高齢期に痩せていると認知症にかかりやすいそうです。
中年期に太っていると認知症にかかりやすいそうです。
特定健診でメタボ検査をするのも認知症予防と言えるでしょう。
メタボリックシンドロームについて、別の記事でご覧ください。
運動は認知機能の改善に効果があります。
週3日以上、1日2時間以上、「中強度」の運動をすると良いと言われています。
しかし、ひざを痛めてしまうなど、負荷をかけると逆効果になります。
散歩やヨガなど軽負荷トレーニングが良いと思います。
世界が注目する日本の認知症施策
日本は世界でも高齢化が早く進んでいる国です。
世界の中で最初に高齢化問題に直面するのが日本です。
どのような政策をとるのか、世界が注目しています。
これまでの日本の認知症施策について、簡単な流れを押さえます。
- 介護保険スタート
- → 認知症施策推進五ヵ年計画(オレンジプラン)
- → 認知症施策推進総合戦略認知症高齢者等にやさしい地域づくりに向けて(新オレンジプラン)
- → 認知症施策推進大綱
当初から声高に謳われていたのは、認知症の「早期発見(診断)・早期対応」です。
認知症予備軍とされるMCIの早期発見を重要視しているのは、このためです。
何とか先手を打って、認知症の前段階から予防していこうと考えられていました。
認知症を予防するという政策方針を批判するつもりはないのですが、事実として、これだけ高齢者が増加すれば予防しきれないでしょう。
認知症施策推進大綱は「認知症を予防できたらいいな~」から「(予防できなければ)せめて遅らせたらいいな~」という方針に変わっています。
具体的な取り組みはいくつもありますが、細かい記事になってしまうので、ここでは割愛します。
認知症施策によって、身近に起こった変化はあまり感じられません。(当事者でないから?)

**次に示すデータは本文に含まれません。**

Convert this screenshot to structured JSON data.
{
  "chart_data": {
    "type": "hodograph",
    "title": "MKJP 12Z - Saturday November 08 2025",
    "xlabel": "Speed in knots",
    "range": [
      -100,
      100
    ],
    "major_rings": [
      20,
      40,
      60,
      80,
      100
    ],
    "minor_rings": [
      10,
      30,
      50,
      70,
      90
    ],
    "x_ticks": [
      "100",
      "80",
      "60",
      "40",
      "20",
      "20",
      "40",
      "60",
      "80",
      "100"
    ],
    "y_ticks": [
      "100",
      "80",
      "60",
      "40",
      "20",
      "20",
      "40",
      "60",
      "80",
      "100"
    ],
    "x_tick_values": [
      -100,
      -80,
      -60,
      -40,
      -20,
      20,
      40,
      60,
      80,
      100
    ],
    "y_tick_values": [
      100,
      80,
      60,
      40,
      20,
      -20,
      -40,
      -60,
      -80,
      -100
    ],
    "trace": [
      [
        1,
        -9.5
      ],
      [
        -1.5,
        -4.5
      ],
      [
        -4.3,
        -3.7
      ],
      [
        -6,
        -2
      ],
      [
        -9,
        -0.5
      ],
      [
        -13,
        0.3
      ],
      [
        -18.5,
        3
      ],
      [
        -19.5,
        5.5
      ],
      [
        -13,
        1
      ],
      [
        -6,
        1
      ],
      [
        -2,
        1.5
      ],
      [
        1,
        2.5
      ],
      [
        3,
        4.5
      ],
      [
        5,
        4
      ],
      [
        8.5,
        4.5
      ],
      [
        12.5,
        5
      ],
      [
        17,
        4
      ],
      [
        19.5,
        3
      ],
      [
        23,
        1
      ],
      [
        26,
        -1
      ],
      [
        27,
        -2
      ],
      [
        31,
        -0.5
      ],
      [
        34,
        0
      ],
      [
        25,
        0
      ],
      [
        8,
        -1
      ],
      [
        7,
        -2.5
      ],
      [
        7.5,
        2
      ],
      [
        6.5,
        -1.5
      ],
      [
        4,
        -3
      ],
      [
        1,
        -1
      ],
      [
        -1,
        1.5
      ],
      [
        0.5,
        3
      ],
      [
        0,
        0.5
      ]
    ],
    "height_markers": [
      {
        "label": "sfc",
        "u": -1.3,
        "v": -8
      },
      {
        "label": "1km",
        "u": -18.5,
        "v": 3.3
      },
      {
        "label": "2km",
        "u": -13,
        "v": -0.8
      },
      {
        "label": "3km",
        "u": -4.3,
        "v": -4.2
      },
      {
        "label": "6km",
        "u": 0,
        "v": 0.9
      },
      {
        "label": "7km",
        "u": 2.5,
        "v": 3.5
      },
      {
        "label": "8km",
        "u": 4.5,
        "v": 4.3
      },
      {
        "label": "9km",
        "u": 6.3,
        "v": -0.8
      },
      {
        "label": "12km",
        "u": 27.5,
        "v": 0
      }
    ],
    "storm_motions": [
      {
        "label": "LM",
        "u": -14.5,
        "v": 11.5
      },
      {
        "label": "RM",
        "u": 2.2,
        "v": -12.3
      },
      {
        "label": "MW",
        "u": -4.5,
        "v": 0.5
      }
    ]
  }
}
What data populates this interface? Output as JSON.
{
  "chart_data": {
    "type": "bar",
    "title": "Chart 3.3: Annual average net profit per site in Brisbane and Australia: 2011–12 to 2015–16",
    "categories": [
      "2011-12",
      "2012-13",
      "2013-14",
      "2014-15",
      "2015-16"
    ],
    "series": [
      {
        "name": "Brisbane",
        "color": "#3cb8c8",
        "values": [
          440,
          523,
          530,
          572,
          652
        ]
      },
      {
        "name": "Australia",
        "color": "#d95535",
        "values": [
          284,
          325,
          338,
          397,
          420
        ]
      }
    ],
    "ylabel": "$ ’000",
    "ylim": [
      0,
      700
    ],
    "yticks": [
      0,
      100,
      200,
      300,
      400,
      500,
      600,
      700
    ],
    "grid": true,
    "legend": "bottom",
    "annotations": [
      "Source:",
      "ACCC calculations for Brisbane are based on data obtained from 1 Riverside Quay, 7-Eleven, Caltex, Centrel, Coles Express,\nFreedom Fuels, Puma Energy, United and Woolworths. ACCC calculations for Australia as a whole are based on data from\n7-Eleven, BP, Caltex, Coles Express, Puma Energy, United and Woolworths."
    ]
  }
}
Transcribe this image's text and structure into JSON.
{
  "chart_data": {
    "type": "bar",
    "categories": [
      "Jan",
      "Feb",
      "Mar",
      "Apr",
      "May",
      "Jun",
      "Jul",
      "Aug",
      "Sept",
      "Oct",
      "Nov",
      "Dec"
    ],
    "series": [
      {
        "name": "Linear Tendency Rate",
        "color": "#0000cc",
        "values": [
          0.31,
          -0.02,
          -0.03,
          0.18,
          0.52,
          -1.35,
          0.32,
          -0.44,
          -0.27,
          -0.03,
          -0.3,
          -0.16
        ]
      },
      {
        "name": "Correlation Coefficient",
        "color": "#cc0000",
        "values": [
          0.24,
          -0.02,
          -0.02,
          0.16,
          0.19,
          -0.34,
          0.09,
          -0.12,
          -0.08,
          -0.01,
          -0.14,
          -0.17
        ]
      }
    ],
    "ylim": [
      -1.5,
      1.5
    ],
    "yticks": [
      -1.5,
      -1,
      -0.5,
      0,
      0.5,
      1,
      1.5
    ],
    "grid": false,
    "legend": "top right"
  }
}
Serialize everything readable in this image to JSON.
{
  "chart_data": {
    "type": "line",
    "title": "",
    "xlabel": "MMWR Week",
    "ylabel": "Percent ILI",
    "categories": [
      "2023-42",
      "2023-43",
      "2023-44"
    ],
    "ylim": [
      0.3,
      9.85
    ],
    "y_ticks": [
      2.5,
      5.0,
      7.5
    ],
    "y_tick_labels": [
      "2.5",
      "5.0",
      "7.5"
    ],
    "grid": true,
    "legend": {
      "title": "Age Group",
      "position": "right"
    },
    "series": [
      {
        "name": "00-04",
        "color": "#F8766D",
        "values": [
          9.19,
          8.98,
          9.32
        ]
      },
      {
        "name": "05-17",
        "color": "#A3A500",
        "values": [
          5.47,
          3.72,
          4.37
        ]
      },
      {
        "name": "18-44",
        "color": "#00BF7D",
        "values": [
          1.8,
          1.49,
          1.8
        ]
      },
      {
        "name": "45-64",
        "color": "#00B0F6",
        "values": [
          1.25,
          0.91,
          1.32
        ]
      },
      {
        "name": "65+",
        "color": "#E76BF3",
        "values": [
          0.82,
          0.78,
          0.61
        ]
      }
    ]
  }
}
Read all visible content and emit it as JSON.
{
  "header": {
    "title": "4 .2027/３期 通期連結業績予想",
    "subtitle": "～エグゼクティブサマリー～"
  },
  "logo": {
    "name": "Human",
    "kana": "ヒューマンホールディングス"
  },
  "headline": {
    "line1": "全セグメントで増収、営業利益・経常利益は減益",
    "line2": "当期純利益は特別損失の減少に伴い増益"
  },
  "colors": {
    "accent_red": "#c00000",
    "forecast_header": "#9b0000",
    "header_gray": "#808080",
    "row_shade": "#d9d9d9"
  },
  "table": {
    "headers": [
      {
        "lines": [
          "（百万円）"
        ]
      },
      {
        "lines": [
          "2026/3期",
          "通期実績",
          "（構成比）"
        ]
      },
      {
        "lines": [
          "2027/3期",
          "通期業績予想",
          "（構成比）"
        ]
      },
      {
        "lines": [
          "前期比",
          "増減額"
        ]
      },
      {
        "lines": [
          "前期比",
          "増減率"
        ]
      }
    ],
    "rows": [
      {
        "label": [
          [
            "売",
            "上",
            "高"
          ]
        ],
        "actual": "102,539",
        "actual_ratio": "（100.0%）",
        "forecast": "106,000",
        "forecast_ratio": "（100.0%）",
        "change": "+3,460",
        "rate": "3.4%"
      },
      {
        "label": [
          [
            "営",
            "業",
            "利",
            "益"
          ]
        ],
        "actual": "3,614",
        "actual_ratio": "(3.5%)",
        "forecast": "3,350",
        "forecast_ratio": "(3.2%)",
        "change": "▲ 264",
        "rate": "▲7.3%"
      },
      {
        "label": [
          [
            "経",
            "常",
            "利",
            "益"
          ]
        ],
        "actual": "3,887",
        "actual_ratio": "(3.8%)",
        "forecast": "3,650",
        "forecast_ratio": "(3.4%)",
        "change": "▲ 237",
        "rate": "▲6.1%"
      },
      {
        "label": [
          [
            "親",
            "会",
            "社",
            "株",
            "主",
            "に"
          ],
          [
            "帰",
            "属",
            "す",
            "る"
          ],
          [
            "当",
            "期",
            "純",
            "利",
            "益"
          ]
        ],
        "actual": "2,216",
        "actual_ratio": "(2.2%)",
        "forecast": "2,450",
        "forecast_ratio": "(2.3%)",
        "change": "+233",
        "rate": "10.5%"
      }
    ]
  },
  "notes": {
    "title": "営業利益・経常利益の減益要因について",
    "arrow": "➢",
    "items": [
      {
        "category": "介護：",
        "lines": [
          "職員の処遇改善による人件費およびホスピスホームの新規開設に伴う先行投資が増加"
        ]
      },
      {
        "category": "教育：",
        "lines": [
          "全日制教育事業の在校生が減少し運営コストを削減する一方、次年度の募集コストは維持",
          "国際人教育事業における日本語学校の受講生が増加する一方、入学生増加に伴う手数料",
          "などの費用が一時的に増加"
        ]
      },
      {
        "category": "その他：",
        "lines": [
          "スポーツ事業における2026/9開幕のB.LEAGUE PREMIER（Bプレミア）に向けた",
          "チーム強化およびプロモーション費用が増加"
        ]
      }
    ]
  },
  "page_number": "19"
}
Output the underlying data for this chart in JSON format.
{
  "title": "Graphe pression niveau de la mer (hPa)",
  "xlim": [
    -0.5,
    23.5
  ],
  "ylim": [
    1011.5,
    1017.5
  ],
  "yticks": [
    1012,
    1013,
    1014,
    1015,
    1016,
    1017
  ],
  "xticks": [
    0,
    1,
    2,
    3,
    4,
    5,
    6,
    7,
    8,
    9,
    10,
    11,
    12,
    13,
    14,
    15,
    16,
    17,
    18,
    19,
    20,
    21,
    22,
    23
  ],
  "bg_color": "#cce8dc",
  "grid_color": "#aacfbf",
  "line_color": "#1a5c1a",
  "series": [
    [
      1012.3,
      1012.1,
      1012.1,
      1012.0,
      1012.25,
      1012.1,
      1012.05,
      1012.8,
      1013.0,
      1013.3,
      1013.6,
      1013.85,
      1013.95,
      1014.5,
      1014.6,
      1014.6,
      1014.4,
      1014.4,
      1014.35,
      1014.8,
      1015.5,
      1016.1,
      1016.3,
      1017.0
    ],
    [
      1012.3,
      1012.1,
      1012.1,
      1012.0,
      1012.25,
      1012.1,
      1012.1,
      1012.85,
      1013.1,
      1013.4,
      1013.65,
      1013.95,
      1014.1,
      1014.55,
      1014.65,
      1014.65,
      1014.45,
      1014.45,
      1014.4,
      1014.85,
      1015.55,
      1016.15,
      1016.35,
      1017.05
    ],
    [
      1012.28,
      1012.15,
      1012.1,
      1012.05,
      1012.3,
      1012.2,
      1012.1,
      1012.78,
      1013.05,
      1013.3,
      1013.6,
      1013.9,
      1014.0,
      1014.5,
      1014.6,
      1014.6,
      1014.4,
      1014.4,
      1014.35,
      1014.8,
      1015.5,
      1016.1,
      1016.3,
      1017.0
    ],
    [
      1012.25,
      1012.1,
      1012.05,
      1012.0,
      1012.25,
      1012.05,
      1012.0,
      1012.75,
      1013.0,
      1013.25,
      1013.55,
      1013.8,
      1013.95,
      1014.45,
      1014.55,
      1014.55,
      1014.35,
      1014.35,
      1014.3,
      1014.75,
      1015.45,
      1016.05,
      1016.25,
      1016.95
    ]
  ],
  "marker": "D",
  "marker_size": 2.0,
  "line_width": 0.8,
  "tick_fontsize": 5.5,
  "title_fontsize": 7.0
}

日本の先進医療の知見を活かして、新薬などの医療研究が進めばいいなと思います。
介護福祉士試験では認知症ライフサポートモデルについて出題されました。
認知症ライフサポートモデルについて、こちらの記事もご覧ください。
解説
これまでの内容を踏まえて、再度問題を見てみます。
簡単な解説と正答も記載しました。
問題31 認知症について適切なものはどれか。3つ選べ。
1. 認知症施策推進大綱においては、発症を遅らせることを目指している。
〇 正しい
認知症「予防」はあきらめ、「遅らせる」にシフトしています。
2. 運動不足の改善は、認知症の予防につながらない。
× 誤り
運動すると脳の血流が良くなり、認知症の改善に効果があります。
3. 自分の意思で決定できるように支援することが大切である。
〇 正しい
「意思尊重」と「自己決定」が認知症対応の大前提です。
4. MCI(軽度認知障害)は、すべて認知症に移行する。
× 誤り
MCIは認知症ではありません。改善することもあります。
「すべて」の部分が誤りです。
5. 前頭側頭型認知症の症状の一つとして、物品の名前が出てこない意味性認知症の症状がある。
〇 正しい
前頭葉は「状況判断」をするところで、側頭葉は「記憶」を処理するところです。
いずれも、最も大きな大脳の中にあります。
正答 1・3・5
おさらい記事はこちら
以下のリンクから、お好きな記事へアプローチすることができます。
ぜひご活用ください。
まとめ
MCIと認知症施策についてお伝えしました。
MCI(軽度認知障害)とは、認知症になる「一歩手前」の状態です。
認知症に進行することもあれば、逆に改善することもあります。
MCIは認知症ではありません。
日本の高齢化施策はオレンジプランから新オレンジプラン、認知症施策推進大綱へと進化させて現在も進行中です。
認知症の患者数を減らすことは困難です。
認知症を予防する観点で作られた政策は、もはや予防の段階ではありません。
認知症の進行を「遅らせる」方針へシフトしています。
この記事がお役に立てれば幸いです。
最後までお読みいただきありがとうございました。